3. The application according to claim 2, characterized in that, The inactivated bacteria include any one or more of pasteurized bacteria, moist heat inactivated bacteria, and dry heat inactivated bacteria.
4. The application according to claim 1, characterized in that, The drug contains at least 1×10 6 CFU / dose of Ackermansia muciniphila.
5. The application according to claim 4, characterized in that, The medicine contains 1×10 6 -1×10 12 CFU / dose of Ackermansia muciniphila.
6. The application according to claim 1, characterized in that, The medicines also include pharmaceutically acceptable excipients or nutritional additives.

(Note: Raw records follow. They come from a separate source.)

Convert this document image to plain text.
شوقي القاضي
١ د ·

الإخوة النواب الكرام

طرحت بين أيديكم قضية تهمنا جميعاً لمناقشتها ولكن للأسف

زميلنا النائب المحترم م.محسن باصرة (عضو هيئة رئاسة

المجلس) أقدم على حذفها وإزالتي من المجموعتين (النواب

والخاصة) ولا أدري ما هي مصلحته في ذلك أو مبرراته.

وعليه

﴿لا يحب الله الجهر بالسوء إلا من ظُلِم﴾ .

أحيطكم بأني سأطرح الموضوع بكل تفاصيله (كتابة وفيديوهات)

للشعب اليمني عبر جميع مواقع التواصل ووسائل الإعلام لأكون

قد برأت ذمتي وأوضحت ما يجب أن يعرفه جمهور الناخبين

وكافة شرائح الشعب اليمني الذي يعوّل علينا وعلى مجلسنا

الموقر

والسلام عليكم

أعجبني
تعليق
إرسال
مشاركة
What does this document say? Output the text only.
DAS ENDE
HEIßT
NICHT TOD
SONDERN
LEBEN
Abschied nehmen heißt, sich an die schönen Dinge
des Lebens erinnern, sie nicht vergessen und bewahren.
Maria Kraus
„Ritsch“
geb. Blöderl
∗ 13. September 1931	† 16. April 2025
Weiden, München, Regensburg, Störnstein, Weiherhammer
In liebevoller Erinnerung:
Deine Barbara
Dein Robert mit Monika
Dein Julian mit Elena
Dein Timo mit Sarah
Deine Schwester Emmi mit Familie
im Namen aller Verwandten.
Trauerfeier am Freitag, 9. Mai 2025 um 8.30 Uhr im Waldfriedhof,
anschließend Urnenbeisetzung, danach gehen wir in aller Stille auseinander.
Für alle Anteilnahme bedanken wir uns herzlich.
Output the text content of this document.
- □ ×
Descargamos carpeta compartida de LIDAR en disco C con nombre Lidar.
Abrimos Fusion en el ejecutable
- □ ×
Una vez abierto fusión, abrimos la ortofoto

7. The application according to claim 6, characterized in that, The excipients include any one or more of the following: binders, fillers, disintegrants, lubricants, preservatives, antioxidants, flavoring agents, fragrances, solubilizers, emulsifiers, solubilizers, or osmotic pressure regulators.
8. The application according to claim 6, characterized in that, The nutritional additives include one or more of the following: dietary fiber, prebiotics, protein, lipids, minerals, and vitamins.
9. The application according to claim 1, characterized in that, The dosage forms of the medicine include any one or more of capsules, tablets, granules, powders, oral liquids, suspensions, emulsions, and injections.
10. The application according to claim 1, characterized in that, The polycystic ovary syndrome mentioned above includes any one or more of obese polycystic ovary syndrome and non-obese polycystic ovary syndrome.